Several medical robots are used in a wide range of surgical applications, from neurosurgery to radiosurgery, even in pediatrics and orthopedics. But medical robots are not confined only to a surgical role. In Israel, a miniature robot called ViRob was developed in order to crawl through the human body, locate a tumor, and treat it with drugs (announced in 2009). Measuring only 1 mm long and 4 mm from end to end, the robot uses tiny arms controlled by an electromagnetic field to propel its way through different cavities of the human body, looking for deadly tumors to treat.
Here is a prototype of the tiny ViRob from Microbot, which will allow surgeons to send a camera, medication, or shunts into narrow, twisting parts of the body. (Photo courtesy of Technion)
ViRob can of travel up to 9 mm per second through blood vessels, the digestive tract, and the respiratory system. Travel is facilitated by external magnetic fields that doctors say will not cause harm to the body. It has tiny arms that are capable of grabbing onto walls within the body, allowing it to burrow from blood vessels into organs.

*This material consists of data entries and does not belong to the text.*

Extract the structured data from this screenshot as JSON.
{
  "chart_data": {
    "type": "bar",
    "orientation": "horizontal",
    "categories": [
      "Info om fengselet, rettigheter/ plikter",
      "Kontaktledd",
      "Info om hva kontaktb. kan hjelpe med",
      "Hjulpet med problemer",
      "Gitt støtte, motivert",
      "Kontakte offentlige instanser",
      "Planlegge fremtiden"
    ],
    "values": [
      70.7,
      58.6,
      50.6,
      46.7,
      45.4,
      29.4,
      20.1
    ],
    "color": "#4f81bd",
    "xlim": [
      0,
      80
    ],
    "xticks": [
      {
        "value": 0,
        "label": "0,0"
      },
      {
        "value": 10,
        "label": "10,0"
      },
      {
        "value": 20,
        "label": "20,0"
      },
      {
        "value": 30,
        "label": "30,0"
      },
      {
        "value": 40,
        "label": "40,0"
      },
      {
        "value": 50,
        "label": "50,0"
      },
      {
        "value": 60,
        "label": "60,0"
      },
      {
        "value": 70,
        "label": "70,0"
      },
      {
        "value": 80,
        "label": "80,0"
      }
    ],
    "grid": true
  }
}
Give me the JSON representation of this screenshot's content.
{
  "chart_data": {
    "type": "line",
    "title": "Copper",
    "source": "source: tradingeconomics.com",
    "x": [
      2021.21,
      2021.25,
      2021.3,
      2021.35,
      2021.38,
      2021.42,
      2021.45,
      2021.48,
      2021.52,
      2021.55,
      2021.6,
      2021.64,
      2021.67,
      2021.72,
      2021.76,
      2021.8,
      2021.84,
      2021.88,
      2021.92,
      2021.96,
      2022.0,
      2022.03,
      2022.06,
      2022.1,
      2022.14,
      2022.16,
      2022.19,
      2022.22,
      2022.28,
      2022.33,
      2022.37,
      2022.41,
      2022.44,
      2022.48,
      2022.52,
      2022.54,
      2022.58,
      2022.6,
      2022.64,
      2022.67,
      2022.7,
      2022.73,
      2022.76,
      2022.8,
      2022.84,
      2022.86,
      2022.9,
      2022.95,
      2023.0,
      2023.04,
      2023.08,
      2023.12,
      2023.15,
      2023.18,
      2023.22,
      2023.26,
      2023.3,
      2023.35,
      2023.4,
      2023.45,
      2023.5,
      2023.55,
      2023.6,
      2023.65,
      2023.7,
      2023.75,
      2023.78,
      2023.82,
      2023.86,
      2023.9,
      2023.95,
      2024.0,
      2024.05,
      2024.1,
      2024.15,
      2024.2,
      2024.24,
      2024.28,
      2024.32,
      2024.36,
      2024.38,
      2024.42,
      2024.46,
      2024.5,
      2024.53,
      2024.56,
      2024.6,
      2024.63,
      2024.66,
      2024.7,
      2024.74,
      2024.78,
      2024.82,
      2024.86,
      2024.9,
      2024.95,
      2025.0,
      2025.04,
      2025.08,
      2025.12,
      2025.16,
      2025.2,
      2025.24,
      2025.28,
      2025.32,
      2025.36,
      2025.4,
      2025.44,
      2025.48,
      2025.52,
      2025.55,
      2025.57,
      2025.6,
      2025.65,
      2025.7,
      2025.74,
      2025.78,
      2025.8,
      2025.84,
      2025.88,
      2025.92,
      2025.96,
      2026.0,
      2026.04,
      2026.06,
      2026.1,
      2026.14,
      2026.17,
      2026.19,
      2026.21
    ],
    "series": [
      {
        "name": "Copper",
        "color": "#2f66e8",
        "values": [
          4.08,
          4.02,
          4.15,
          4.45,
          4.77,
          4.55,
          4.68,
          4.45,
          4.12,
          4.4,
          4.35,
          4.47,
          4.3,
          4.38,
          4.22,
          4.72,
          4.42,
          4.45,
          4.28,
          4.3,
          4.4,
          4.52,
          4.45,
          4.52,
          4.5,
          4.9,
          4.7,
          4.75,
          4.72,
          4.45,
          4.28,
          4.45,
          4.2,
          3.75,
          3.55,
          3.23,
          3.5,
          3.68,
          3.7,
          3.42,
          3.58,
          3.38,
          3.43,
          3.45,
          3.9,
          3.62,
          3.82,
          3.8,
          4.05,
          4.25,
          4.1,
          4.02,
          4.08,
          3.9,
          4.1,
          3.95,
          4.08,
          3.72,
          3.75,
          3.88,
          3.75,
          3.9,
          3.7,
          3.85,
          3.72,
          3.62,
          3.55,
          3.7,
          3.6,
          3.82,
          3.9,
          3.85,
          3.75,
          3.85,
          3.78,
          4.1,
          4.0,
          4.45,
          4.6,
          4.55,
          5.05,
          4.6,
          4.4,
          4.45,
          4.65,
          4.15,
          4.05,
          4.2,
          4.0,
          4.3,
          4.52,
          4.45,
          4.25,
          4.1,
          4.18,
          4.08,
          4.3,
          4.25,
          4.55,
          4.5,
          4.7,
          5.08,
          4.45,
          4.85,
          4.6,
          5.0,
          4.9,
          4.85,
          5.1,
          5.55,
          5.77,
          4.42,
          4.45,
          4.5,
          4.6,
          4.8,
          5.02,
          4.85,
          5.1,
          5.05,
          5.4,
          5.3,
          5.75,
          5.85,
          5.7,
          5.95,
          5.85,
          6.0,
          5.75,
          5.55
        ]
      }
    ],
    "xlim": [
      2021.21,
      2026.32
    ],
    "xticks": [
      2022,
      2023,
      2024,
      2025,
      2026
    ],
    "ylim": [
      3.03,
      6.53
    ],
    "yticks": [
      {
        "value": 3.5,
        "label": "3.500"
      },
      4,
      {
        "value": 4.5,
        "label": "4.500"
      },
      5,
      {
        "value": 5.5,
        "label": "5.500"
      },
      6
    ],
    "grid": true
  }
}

Within the organ, ViRob could eventually be used to administer medicine or perform delicate procedures with minimal invasion. Researchers are eventually hoping that they will be able to outfit the robot with a miniature camera, tongs, or blades. With those, ViRob will be able to go into the body and directly administer medicine to tumors, retrieve biopsy samples, or take a few pictures for curious doctors.
A problem for ViRob’s size is the crawling and burrowing mechanisms. It seems that a millimeter diameter hole in any organ would not be a pleasant experience and that it could possibly cause damage as the robot enters and exits various organs in routine checkups. The same could be said about the feet with which ViRob grabs onto the tissue. While it might not damage too many cells, a malfunctioning robot could wreak havoc inside of the body.
Although the ViRob will probably not be the robot that invades the body and cures diseases, it still deserves mention. The research done in this project could be directly applied to future solutions that are more practical.